Вне себя Марк с яростью схватил ее за руку и опять хотел подхватить, чтобы унести. Не имея столько физической силы, чтобы сопротивляться ему, она должна была покориться необходимости.
— Я уступаю силе, — сказала она, — но, по крайней мере, не будьте так жестоки. Мне больно от ваших пальцев.
— Вам больно? Но вам не так больно, как мне. Обмануться в надежде — разве это не жестокая боль? Не переживал ли я самой жестокой неизвестности с той поры, как в первый раз увидел вас? Перемены надежды и опасений разве не пытка? Скажите, неужели я один страдаю? Неужели ваша кровь…
— Ваши речи казались бы очень романтичными в какой-нибудь гостиной Нью-Йорка, Парижа или Лондона, — перебила она его, — но, согласитесь, что при настоящих обстоятельствах они не отличаются деликатностью.
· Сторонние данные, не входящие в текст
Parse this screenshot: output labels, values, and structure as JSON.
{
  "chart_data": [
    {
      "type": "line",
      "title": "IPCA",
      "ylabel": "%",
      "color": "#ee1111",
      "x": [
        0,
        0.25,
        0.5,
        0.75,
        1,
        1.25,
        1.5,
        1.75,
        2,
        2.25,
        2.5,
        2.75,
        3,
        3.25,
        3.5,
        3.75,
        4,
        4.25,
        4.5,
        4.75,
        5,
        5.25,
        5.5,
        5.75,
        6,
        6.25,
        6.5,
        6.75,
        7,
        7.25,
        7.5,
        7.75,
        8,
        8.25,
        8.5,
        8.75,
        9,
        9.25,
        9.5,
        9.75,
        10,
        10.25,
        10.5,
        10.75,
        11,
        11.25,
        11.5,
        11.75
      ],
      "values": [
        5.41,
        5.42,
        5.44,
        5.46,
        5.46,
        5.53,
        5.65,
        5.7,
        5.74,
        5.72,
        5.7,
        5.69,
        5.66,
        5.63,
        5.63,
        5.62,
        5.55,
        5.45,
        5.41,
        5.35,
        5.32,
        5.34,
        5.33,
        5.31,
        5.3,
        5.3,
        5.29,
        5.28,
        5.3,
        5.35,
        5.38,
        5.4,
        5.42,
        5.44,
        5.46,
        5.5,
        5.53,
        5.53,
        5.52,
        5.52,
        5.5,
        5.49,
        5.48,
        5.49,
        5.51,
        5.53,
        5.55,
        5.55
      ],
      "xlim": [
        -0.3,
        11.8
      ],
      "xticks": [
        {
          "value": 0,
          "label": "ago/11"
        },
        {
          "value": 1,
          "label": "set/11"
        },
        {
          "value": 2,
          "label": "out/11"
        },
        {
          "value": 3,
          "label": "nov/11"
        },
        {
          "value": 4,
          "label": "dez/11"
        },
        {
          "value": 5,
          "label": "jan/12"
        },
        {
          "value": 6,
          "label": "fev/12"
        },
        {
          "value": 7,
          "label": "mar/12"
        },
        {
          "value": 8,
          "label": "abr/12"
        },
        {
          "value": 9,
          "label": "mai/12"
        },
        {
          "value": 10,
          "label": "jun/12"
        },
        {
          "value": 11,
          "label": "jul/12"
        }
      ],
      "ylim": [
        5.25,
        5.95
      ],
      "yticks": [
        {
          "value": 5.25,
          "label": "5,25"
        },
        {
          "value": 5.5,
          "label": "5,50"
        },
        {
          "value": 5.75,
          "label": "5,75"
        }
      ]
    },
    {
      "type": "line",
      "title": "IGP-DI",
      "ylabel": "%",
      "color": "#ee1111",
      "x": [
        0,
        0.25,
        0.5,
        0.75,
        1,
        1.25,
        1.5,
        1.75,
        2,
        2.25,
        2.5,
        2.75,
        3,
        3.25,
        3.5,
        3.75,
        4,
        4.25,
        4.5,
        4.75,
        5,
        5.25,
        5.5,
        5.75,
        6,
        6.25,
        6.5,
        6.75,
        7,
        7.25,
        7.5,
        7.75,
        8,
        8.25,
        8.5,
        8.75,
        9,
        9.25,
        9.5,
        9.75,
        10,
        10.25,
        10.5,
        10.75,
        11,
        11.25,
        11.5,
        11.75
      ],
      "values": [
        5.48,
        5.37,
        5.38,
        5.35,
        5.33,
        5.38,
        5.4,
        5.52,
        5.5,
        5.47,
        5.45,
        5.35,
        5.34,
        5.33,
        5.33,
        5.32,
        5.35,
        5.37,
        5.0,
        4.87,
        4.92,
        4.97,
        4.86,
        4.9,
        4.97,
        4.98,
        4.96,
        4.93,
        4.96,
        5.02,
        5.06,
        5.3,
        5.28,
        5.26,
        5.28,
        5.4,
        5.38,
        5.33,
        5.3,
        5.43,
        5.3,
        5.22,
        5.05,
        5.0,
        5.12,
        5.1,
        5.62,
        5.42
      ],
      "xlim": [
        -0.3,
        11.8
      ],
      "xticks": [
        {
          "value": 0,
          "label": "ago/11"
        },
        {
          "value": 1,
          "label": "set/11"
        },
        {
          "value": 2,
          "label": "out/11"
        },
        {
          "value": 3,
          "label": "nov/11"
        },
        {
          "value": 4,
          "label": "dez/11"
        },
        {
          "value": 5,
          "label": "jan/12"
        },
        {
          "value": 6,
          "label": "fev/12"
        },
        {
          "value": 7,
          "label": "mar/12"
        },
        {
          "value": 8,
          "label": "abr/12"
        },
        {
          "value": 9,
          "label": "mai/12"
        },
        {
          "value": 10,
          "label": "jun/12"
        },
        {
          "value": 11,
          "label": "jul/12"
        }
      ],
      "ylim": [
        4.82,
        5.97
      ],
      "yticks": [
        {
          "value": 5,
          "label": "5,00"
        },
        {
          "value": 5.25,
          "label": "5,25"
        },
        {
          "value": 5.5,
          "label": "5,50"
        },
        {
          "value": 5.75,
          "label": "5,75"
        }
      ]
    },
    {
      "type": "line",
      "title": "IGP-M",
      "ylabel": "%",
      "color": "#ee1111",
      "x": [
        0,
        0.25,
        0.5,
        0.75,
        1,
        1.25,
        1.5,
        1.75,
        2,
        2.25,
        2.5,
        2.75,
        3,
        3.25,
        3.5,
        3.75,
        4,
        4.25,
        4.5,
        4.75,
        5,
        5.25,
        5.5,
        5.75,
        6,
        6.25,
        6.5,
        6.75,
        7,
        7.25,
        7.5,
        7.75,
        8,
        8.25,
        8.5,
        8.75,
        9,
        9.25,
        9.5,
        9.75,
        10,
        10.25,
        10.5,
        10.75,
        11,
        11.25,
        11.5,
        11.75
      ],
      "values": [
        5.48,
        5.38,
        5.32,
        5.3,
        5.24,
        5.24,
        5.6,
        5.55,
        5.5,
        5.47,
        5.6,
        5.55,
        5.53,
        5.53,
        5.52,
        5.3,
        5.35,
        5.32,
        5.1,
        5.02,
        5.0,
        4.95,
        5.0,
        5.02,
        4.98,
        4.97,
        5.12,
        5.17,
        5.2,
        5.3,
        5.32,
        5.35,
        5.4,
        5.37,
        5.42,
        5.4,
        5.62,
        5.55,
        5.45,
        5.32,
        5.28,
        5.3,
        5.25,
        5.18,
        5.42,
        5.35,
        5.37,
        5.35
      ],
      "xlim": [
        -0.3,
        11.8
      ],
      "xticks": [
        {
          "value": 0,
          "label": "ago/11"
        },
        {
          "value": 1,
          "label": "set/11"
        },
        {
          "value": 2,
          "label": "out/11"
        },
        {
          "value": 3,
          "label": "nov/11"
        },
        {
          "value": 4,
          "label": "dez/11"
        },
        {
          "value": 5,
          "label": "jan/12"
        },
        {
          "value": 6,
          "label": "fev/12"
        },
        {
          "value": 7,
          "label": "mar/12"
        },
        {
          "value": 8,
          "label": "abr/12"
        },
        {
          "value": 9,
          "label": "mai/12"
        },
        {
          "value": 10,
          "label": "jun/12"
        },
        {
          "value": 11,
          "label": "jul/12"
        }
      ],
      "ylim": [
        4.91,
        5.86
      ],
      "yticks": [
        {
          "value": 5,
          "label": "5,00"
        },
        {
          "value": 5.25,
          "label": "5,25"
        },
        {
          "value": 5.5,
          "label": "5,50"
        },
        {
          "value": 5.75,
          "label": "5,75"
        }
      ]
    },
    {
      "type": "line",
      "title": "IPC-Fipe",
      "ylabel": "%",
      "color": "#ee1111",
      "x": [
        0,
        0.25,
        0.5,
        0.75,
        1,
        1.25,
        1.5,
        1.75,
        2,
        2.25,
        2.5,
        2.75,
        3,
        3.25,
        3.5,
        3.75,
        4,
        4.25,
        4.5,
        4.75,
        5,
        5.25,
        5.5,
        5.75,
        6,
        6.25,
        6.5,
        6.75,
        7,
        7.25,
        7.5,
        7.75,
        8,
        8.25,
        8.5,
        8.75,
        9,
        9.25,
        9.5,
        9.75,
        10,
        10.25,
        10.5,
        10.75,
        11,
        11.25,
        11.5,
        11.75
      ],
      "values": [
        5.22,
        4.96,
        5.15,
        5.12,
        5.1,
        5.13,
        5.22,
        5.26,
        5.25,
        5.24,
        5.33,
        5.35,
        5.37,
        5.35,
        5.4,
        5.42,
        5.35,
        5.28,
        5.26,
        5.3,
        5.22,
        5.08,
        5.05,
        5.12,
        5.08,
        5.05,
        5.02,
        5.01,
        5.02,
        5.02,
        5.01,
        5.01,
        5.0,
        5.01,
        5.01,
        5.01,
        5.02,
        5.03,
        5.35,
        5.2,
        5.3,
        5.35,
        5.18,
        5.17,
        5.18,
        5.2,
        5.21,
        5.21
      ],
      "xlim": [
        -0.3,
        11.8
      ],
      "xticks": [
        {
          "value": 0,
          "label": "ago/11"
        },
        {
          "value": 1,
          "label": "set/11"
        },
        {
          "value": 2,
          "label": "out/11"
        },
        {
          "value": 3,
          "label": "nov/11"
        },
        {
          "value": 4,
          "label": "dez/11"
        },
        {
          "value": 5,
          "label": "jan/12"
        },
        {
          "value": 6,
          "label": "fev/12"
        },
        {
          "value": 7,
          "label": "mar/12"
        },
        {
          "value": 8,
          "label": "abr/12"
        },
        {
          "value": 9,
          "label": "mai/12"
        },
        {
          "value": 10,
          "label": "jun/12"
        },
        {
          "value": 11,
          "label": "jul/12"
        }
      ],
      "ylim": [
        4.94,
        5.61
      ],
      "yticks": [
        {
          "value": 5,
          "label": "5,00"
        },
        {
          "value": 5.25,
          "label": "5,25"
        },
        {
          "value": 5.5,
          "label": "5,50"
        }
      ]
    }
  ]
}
Прилично ли говорить подобным языком с молодой девушкой, которая не может вступить с вами в борьбу, не может даже вырваться из ваших рук? Вонзите сильнее ваши ногти в мою руку, никто вам не воспрепятствует, а вы, может быть, находите это достойным мужчины. Вот вы и разгневались. Уж не бить ли меня вы собираетесь? Ведь бывают и такие мужчины, которые не стыдятся ударить женщину!
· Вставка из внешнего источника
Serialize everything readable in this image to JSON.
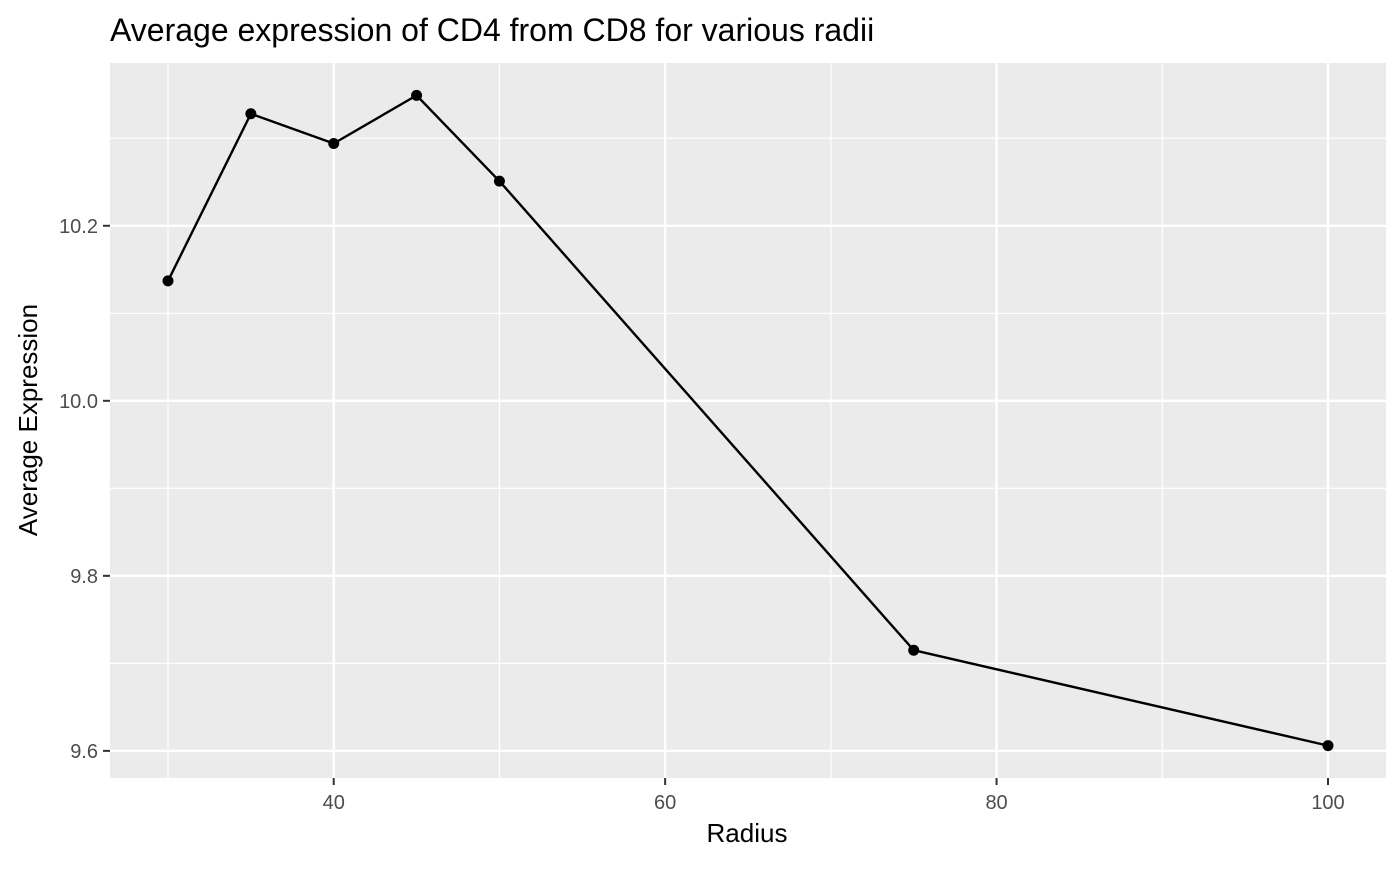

Действительно, Марк Морау пришел в крайнее исступление. Хотя, по виду, предприятие ему удалось, но успех не обеспечил ему удовлетворения, на которое он рассчитывал. Слова Сильвины жгли его как раскаленное железо. Если бы она могла видеть его бледность, свирепо нахмуренный лоб, крепко сжатые губы, нервную дрожь, то, конечно, оставила бы насмешливый тон, который еще сильнее раздражал похитителя. Однако женский инстинкт внушил ей желание коснуться другой струны.
— Сама благодарность должна вас удержать и не попирать мои права. Кто спас вам жизнь, Марк Морау? Не рука ли Сильвины Вандер отвела пистолет, приставленный к вашей груди? Не эта ли самая рука, в которую вы вонзили ваши ногти и так жестоко терзаете?
— Не участие ко мне руководило вашим поступком, — отвечал он с жаром, — потому что вы без всякой жалости оттолкнули от губ моих чашу блаженства. А теперь вы вызываете во мне ненавистное воспоминание, потому что с несомненной гордостью вспоминаете имя вашего героя, этого Кенета Айверсона.
— В сравнении с Марком Морау он, конечно, герой, — возразила она, забывая в негодовании о благоразумии.
— Остерегитесь! — закричал он злобно. — Не доводите меня до крайности. Я теряю власть над собой. Кровь кипит в моих жилах. Молчите, заклинаю вас, или…
Сильвина чувствовала, как пальцы ее захрустели в руке Марка. Он сжимал их как в тисках. Девушка, не открывая рта, шла, куда ее вели. Вот они подошли к лесу, откуда вышли двое людей, державших четырех лошадей. В одной из них она узнала свою собственную лошадь с ее всегдашним седлом.
— Вот плоды вчерашнего грабежа! — не удержалась она.
— Садитесь и не теряйте времени! — скомандовал Марк.
Сознавая бесполезность сопротивления, Сильвина молча приняла услуги Марка, помогавшего ей сесть в седло. Люди, державшие лошадей, тоже вскочили на своих и пригласили Сильвину следовать за ними.
Морау сел на оставшуюся лошадь, и все пустились в путь по направлению к северо-западу. Путешествие продолжалось целые сутки. Можно себе представить, какое это было печальное путешествие! Сильвина, поглощенная мрачными мыслями, отвечала нехотя, Марк Морау тоже не выказывал особенного желания к разговору. Его блестящие, глубокие глаза, смотревшие на свою жертву, говорили только о страсти, сжигавшей его сердце, и о зловещих планах, внушаемых ему ревностью.